The amount of compensation you can recover in a product liability lawsuit will vary depending on the specific facts of your case. However, you may be able to recover damages for your medical expenses, lost wages, pain and suffering, and emotional distress.
If you have been injured by a defective product, it is important to speak with an attorney as soon as possible. An attorney can help you understand your legal rights and options and can help you file a product liability lawsuit if necessary.
Here are some additional resources that you may find helpful:
- Consumer Product Safety Commission: https://www.cpsc.gov/
- National Safety Council: https://www.nsc.org/
- American Association for Justice: https://www.justice.org/
Examples of Cases That Can Result in Product Liability
Plaintiffs in product liability cases will often use all available theories to obtain recovery. That means if you are injured by a product, your lawyer may well allege negligence, breach of warranty and strict liability. The theory of recovery does not affect the amount of your recovery.
- Defective Design—designs make product inherently dangerous:
A person’s face, neck and back were burned because the pressure cooker he was using could be opened before it was depressurized. The plaintiff opened the cooker according to its design, and the scalding contents sprayed onto the plaintiff.
- Defective Design—Missing Safeguards:
Plaintiffs have recovered when dangerous machinery they were using (lawnmower, snow-blowers, industrial equipment) did not have appropriate safety designed in, such as automatic shutoffs and guards that keep hands out of dangerous areas of equipment.
- Defective Design/Hidden Defect—Medical Devices:
Some medical devices have unknown impacts on the body that become known only after they are approved and in use. When a flawed medical device causes additional injury, illness, need for additional surgery or death, a person may recover for their injuries. A recent case involves a popular hip replacement device that caused new injuries to patients requiring a new hip replacement. The company subsequently recalled the device and is now dealing with the damages of those who were injured by the faulty device.
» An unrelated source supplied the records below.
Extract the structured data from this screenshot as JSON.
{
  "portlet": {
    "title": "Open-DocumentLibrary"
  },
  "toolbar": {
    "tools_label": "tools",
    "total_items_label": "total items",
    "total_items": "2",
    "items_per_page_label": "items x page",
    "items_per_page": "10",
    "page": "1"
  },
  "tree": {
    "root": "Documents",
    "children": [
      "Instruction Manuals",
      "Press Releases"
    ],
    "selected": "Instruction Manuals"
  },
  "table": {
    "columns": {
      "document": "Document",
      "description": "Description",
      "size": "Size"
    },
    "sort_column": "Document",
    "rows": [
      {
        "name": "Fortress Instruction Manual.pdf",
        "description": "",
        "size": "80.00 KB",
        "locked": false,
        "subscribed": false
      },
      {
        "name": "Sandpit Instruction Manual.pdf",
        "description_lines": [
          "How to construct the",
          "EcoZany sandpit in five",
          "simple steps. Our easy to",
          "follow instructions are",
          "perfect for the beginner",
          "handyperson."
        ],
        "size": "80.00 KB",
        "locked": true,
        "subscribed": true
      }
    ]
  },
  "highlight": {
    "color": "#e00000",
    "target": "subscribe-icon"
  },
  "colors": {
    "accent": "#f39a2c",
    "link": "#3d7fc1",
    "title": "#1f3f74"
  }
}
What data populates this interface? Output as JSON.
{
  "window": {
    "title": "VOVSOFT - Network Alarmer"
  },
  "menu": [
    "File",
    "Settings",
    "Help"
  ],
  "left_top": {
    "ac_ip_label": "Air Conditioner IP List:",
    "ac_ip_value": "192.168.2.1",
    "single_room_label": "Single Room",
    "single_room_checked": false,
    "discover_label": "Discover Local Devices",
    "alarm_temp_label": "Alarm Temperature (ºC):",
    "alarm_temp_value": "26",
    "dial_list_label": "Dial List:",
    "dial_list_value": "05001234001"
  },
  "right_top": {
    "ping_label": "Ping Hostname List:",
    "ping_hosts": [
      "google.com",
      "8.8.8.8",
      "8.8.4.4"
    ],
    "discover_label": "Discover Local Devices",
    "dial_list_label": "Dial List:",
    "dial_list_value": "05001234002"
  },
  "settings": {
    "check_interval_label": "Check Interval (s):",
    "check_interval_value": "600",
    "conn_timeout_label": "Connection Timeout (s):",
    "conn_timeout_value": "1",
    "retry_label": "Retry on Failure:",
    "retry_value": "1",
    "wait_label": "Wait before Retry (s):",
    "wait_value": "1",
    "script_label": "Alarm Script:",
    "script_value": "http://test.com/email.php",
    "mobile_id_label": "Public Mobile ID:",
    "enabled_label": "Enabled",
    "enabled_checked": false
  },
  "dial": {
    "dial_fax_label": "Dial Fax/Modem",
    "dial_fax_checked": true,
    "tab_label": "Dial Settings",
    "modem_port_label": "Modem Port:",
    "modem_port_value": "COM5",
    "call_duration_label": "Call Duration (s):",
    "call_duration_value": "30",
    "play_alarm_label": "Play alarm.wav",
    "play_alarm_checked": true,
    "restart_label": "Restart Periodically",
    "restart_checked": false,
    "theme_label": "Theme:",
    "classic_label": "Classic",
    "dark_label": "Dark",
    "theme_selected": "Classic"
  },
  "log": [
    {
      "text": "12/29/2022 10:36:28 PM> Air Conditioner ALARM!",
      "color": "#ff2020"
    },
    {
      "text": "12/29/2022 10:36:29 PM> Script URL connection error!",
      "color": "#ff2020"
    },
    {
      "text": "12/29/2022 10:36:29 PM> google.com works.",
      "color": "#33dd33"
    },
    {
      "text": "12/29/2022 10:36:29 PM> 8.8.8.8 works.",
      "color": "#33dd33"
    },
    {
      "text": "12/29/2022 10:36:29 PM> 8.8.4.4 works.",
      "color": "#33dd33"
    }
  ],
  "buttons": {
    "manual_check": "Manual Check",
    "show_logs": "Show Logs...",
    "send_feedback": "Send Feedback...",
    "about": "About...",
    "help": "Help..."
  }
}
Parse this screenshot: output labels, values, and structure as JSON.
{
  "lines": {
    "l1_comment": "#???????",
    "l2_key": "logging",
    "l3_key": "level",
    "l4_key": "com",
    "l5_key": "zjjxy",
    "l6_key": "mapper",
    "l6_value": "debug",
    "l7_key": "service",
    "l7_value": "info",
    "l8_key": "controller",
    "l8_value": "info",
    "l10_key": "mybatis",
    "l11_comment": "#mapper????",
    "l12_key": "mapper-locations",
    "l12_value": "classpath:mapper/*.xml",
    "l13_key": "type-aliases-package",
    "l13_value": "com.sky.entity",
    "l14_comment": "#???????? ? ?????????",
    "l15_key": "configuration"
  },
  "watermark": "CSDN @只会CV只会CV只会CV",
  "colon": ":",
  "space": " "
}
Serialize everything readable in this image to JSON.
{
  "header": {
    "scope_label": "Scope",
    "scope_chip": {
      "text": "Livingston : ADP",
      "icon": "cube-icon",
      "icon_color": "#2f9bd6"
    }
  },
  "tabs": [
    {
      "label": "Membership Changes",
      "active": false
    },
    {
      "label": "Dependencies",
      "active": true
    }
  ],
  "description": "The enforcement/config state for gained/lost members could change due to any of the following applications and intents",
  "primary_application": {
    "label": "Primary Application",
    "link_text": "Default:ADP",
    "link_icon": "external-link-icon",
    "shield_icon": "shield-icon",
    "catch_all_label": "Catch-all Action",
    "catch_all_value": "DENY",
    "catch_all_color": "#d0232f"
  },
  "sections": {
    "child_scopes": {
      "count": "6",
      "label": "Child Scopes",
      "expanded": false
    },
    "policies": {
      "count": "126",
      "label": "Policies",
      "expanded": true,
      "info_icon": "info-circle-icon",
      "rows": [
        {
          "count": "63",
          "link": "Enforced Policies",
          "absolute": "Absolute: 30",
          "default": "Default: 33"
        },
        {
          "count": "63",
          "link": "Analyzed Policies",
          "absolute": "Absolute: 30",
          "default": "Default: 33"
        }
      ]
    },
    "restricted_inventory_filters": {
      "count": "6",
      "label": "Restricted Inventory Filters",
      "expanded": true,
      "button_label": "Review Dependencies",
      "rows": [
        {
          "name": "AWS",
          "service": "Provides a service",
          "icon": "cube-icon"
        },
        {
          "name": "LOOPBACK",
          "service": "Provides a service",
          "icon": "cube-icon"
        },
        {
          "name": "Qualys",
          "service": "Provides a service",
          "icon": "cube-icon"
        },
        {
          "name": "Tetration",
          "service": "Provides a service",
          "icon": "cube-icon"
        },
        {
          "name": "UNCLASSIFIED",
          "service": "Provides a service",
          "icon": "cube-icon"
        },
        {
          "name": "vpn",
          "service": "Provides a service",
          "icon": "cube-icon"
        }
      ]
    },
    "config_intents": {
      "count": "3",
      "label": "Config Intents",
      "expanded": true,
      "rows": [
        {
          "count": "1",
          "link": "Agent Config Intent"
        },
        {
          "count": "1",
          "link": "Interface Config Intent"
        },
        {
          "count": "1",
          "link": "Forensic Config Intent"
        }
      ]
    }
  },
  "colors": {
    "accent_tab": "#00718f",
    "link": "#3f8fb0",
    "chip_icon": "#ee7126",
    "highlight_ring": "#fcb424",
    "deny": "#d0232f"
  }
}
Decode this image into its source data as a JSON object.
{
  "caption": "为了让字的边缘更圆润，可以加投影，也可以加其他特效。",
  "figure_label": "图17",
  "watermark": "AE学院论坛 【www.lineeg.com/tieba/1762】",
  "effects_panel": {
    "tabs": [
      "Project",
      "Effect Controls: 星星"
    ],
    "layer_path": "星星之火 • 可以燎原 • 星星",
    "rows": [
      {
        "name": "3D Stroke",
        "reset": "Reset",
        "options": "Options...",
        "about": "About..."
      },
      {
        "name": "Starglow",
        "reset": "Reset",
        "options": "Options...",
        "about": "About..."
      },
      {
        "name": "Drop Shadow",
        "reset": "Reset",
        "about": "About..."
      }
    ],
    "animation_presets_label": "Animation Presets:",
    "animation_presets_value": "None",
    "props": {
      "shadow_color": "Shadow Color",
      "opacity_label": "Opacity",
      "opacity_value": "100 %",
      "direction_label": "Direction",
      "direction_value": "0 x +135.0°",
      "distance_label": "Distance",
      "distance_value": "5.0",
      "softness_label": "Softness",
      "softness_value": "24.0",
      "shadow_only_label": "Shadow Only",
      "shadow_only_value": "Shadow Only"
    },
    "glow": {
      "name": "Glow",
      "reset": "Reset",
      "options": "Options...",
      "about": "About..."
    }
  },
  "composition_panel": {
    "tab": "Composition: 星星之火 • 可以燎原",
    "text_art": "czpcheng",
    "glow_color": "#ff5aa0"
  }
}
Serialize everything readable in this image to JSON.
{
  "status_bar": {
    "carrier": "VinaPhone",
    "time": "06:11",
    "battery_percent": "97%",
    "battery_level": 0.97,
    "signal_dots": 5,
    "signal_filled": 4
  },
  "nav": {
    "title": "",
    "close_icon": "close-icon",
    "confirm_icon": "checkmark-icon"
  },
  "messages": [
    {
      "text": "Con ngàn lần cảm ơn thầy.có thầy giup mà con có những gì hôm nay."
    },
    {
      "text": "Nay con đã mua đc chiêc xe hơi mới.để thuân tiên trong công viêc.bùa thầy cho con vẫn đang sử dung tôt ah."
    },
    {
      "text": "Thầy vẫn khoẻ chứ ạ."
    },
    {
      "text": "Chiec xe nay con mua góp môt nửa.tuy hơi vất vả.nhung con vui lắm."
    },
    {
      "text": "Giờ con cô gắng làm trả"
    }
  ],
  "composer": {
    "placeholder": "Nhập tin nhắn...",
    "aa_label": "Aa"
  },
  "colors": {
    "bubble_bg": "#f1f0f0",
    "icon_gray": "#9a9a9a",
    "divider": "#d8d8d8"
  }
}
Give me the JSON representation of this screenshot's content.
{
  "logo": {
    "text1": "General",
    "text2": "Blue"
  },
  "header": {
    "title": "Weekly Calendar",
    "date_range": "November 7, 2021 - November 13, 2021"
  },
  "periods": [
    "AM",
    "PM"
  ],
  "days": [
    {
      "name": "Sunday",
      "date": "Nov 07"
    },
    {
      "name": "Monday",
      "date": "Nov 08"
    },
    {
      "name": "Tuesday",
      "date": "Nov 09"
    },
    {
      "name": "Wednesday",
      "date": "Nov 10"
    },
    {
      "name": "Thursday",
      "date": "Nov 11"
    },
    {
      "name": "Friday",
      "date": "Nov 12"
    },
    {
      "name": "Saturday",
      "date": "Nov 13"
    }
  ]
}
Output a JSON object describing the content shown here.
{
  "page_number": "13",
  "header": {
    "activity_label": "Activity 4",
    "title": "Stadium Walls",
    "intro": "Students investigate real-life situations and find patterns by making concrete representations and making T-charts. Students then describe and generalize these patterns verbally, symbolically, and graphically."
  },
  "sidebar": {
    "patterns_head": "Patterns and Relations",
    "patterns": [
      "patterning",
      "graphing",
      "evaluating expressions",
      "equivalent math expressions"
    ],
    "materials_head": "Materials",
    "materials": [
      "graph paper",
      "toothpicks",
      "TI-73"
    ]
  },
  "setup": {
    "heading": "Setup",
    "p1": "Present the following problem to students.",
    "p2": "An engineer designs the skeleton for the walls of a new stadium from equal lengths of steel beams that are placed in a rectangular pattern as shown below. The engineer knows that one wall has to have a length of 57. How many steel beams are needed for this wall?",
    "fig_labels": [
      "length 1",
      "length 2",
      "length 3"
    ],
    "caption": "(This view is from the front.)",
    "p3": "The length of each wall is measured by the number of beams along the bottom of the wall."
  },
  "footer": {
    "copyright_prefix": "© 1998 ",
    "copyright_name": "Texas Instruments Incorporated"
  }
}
- Failure to Warn—Inadequate Instructions/Safety Warnings:
When a product is made dangerous or more dangerous because it comes with flawed or inadequate instructions on assembly, use or storage, people injured as a result may recover for their injuries.
A person was making fresh pasta with a machine designed to turn off when the user opened the lid. In this case, when the person opened the lid, the machine malfunctioned and did not shut off, causing injuries that led to the amputation of the person’s hand. The machine’s manufacturer was in Italy and had no office or employees in the U.S. The plaintiff was able to recover for the injuries from the U.S. distributor of the product.
A malfunctioning pool heater emitted lethal amounts of carbon monoxide resulting in the death of a swimmer. The swimmer’s estate recovered for wrongful death.
- Hidden Defects/Defective Processes: Toxic Food:
When people become sick from eating food processed at a plant that is dirty or has been contaminated, they can recover for their injuries.
- Hidden Defects—Toxic Chemicals in Products:
When a product contains toxic ingredients, injuries can arise years after the product has been purchased, installed or used. Materials such as lead in paint, asbestos in insulation, DDT sprayed on crops have all been the subject of litigation. If you have been poisoned or otherwise injured by toxic ingredients that are in a product, you can recover damages.
- Hidden Defects—Dangerous Medications:
Some medications have dangerous, but unknown side-effects that become known only after they are approved and in use. When an unknown side-effect causes severe injury, illness, birth defects or death, a person may recover for their injuries. The most famous case of this type was about the synthetic estrogen, DES, which caused numerous and severe birth defects in babies and increased cancer risks in mothers.